La Fiorentina ha ora un’occasione importante: la sconfitta del Lecce ha riaperto uno spiraglio e una vittoria significherebbe secondo successo consecutivo in campionato, mai centrato finora. Vanoli ha dato priorità assoluta alla Serie A, risparmiando i big in Conference per presentarsi al derby con la miglior formazione possibile. Nel 2026 i viola hanno mostrato segnali di crescita sotto il profilo tecnico, tattico e mentale, ma al Franchi contro le dirette concorrenti sono spesso mancati continuità e maturità.
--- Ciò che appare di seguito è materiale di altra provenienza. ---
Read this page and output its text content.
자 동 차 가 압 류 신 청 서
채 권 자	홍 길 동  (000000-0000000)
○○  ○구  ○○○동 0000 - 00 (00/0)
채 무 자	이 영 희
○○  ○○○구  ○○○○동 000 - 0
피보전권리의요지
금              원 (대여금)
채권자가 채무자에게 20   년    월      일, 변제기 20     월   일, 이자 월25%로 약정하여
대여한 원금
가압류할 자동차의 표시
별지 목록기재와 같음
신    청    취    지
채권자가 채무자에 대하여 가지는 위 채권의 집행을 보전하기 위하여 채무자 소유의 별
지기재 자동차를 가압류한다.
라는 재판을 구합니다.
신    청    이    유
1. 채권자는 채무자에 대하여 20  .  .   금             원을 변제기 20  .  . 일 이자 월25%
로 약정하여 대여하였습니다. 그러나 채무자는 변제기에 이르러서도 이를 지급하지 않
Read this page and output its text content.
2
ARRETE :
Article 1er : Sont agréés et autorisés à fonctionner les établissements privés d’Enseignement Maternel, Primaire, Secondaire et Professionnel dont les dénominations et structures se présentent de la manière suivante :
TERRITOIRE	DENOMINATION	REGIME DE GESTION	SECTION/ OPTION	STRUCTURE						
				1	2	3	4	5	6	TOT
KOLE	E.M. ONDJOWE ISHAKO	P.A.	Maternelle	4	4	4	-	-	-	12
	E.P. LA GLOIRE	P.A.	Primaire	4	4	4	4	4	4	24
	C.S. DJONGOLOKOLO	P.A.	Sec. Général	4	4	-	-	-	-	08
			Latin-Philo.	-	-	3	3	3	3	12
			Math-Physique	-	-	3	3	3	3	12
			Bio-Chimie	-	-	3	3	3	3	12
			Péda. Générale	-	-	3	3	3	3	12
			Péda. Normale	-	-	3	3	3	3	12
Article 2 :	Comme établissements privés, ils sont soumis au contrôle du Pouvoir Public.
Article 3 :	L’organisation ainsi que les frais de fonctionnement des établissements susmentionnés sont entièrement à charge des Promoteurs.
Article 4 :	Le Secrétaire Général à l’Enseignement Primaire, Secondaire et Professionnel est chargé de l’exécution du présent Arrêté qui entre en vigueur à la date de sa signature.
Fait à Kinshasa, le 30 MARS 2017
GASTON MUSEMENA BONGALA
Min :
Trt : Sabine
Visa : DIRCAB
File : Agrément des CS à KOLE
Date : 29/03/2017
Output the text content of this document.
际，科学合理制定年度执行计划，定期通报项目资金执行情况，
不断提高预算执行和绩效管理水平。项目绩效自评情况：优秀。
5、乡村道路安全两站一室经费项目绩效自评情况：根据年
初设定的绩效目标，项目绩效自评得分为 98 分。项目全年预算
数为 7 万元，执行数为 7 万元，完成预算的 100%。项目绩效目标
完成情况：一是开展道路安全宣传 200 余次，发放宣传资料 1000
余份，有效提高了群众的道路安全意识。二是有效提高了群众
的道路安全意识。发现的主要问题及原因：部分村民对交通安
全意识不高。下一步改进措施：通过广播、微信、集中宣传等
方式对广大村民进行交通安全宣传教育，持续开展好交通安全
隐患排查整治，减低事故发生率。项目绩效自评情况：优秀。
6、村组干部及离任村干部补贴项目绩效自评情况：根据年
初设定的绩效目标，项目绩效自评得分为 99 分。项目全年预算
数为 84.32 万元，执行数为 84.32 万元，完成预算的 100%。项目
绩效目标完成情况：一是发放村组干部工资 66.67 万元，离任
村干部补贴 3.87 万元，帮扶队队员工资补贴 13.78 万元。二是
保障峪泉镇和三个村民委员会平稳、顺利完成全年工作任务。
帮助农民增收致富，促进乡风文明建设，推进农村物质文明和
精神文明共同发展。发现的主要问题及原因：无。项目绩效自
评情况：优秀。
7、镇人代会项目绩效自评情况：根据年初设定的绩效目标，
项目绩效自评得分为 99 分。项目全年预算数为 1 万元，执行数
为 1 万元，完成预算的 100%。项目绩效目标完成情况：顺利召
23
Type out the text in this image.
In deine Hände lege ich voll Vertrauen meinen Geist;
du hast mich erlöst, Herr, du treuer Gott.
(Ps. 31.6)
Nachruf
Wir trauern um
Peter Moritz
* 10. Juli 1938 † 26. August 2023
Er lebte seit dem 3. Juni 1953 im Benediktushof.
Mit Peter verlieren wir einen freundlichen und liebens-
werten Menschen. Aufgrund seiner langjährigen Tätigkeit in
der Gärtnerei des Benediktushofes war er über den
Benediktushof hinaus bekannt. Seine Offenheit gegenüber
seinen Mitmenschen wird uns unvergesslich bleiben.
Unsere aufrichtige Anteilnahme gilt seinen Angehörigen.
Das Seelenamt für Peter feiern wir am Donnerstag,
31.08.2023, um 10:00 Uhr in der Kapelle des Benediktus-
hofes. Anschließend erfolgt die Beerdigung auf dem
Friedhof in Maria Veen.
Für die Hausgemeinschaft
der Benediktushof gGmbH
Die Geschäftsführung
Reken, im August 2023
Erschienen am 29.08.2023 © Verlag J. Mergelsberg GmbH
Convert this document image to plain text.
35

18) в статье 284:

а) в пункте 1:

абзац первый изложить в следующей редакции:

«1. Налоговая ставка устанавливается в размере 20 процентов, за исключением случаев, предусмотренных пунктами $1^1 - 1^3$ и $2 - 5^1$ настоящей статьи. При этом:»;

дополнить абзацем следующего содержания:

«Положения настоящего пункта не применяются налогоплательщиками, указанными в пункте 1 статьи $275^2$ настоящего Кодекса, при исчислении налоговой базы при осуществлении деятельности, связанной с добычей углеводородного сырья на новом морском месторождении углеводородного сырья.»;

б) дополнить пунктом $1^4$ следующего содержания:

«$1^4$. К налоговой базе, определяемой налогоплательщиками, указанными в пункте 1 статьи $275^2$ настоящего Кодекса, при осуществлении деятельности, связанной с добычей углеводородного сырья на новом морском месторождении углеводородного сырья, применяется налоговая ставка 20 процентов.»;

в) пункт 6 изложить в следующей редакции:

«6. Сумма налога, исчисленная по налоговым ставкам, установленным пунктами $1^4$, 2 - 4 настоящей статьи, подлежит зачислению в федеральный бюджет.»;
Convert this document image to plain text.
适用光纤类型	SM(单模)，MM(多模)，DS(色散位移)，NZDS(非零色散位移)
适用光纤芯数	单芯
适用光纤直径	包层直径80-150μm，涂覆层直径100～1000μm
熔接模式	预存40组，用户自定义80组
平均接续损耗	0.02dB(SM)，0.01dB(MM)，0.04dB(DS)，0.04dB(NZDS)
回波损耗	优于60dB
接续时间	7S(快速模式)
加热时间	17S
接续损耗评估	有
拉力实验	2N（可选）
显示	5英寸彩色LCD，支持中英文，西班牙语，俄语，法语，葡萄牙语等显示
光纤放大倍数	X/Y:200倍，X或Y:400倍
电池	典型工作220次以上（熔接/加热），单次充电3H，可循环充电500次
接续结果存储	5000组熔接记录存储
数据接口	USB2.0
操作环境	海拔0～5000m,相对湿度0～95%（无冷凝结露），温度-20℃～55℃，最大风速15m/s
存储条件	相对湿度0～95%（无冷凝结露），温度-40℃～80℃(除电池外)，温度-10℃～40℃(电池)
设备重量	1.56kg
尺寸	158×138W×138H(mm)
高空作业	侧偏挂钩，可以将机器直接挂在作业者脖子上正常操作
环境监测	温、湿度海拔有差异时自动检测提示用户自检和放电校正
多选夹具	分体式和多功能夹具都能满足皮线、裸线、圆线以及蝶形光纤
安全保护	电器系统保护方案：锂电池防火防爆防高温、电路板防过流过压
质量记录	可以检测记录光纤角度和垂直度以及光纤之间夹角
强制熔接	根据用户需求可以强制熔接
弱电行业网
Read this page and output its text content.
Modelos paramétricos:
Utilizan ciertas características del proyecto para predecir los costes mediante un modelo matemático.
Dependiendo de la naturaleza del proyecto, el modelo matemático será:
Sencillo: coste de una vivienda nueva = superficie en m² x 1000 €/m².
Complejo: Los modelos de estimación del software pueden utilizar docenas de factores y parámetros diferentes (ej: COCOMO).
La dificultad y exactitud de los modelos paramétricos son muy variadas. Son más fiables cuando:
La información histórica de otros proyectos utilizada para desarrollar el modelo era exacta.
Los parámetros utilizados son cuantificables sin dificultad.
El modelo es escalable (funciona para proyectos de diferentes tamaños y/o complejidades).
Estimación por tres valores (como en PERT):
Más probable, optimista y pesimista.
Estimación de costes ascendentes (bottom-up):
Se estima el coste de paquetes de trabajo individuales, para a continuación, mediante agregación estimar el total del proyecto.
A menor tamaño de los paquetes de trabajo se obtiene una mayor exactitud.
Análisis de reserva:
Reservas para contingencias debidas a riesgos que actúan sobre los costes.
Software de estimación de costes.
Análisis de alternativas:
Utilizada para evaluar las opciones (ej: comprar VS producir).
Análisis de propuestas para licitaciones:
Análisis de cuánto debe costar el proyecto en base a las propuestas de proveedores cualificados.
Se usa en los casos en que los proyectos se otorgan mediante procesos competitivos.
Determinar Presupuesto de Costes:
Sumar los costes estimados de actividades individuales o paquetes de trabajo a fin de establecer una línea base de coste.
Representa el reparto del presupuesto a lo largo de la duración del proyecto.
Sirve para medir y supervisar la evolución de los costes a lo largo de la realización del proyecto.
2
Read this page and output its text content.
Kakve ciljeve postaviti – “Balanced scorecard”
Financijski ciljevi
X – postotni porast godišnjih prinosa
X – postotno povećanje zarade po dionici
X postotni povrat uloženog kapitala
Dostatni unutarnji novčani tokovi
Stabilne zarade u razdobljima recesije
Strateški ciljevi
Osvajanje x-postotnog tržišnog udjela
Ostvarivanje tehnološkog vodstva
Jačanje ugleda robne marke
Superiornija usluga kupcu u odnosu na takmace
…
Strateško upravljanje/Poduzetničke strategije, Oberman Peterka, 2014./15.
Contro il Pisa servirà fare la partita, senza concedere spazi in contropiede, in una sfida da affrontare prima con la testa che con le gambe.
Il Pisa, con Hiljemark, ha raccolto poco ma mostrato segnali di vitalità e a Firenze cerca punti e orgoglio in una gara che non vale solo tre punti. I precedenti in Serie A sorridono alla Fiorentina (7 vittorie, 7 pareggi e una sola sconfitta), ma il clima sarà particolare anche sugli spalti: la curva ospite ha annunciato la diserzione per le limitazioni imposte, mentre il resto del Franchi sarà gremito da oltre ventimila tifosi viola. È un derby che può segnare la svolta definitiva verso la salvezza o riaprire vecchie paure in un finale di stagione sempre più corto e decisivo. Lo scrive Repubblica Firenze.